MARINE CORPS AIR GROUND COMBAT CENTER TWENTYNINE PALMS, Calif. - A radio check as a unit heads out on a mission, scheduling a convoy by phone or sending an email to confirm a supply drop in the field might seem like easily accomplished communication, but there is more to it than meets the eye.
Telecommunication, data and radio operator Marines worked quickly to get these communications up and running in time for the start of Exercise Steel Knight 2014 aboard Marine Corps Air Ground Combat Center Twentynine Palms, Calif., and accomplished that mission in only one day, supporting more than 500 Marines and sailors.
“We’ve set up different phone lines within the command operations center, the forward operating bases and the headquarters tent,” said Sgt. Ebony Tatum, telecommunications supervisor, Headquarters Company, Combat Logistics Regiment 1, 1st Marine Logistics Group, and a Fort Washington, Md., native. “We also set up fiber lines with 1st Marine Division, so we can communicate with them as well as other 1st MLG units.”
The ability to make phone calls is just one of the capabilities these communications Marines provide in the field. Data Marines set up the Support Wide Area Network in order to get other services, such as email, up and working.
“First we have to get the [transmitter] up that connects to the satellite in the sky,” said Lance Cpl.
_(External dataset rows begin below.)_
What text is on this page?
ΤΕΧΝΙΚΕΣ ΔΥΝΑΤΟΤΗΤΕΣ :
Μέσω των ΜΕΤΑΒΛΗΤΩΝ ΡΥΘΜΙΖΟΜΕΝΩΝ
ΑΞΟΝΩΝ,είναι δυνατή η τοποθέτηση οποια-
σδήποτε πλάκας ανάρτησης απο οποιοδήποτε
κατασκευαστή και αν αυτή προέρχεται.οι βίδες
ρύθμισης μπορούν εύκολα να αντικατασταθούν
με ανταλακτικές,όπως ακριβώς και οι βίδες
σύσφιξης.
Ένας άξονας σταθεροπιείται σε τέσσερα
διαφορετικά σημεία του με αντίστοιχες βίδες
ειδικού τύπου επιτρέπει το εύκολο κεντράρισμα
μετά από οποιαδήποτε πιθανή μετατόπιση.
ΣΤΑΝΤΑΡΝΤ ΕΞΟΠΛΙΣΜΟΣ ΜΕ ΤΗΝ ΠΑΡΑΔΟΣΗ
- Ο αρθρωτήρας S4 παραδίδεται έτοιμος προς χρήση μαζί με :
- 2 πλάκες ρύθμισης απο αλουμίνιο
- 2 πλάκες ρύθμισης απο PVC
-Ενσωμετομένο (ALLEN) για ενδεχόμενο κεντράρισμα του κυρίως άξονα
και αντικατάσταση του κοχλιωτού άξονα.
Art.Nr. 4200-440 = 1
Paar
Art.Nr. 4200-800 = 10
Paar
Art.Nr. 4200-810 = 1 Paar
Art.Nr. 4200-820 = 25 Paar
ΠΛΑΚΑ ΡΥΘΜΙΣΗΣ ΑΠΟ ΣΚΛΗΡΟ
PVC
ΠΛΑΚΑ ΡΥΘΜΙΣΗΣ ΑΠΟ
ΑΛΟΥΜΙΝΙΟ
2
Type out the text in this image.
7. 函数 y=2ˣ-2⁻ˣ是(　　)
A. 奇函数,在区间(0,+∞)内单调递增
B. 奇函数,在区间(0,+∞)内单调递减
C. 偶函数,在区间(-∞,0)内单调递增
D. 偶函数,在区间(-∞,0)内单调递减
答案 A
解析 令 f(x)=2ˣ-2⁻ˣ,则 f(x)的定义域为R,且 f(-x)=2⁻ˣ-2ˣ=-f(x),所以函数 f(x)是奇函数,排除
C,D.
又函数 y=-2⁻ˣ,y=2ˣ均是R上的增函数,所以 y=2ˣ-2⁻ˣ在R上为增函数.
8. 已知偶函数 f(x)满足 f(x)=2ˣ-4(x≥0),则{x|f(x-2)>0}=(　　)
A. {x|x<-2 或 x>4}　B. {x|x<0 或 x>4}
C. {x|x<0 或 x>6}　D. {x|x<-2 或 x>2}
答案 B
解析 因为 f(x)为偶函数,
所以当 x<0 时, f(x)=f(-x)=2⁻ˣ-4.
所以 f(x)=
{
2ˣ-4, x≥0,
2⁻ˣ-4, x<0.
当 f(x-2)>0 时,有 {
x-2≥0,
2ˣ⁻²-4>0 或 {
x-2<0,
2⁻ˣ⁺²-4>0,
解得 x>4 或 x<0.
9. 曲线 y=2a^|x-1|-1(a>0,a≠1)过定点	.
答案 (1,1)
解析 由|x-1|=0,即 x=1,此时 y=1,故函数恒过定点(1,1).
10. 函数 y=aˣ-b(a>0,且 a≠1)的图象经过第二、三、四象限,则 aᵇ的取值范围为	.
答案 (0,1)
Brenden Salinas, data network specialist, HQ Co., CLR-1, 1st MLG. “After that, we can turn on our servers and communicate with other units.”
Salinas’ job goes further than just making sure the network is up and running in a timely fashion. When he’s not ensuring the overall communication abilities of CLR-1 are working in the field, he’s troubleshooting computer issues for individual Marines and sailors.
“I’m working the help desk,” said Salinas, of Westbend, Wis. “When someone’s computer doesn’t work or they can’t send emails, I find a way to fix the problem.”
While both the telecommunication and data Marines are busy setting up transmitters and phone lines, the radio Marines already have the initial form of communication operating.
“We set up the first line of communication,” said Lance Cpl. James Biggs, radio operator, HQ Co., CLR-1, 1st MLG. “We just put our antennas up really quickly, and we’re ready to go. We connect those antennas to the COC, so that they can hear everything that’s going on.”
Not only do radio Marines provide the COC with another communication outlet, they also set up an electronic tracker that allows the COC to see exactly what is happening on convoys.
“We track the vehicles on a GPS, so we can see where they are. We can’t really coordinate anything unless we know where they’re at,” said Biggs, of Atlanta, Ga. “We also make sure convoys do not go near any live-fire areas during the exercise.”
Without the Marines who make these capabilities possible, communication to schedule events such as transportation of personnel and supplies would not have been feasible. These Marines contributed to keeping the lines of communication open and making Exercise Steel Knight 2014 a success.
Exercise Steel Knight 2014, which took place Dec. 9-16, is an annual exercise designed to prepare the 1st Marine Division for deployment with the Marine Air-Ground Task Force as the Ground Combat Element with the support of 1st MLG and 3rd Marine Air Wing. Combined, the MAGTF is able to deploy and respond in a timely manner to any situation across the globe.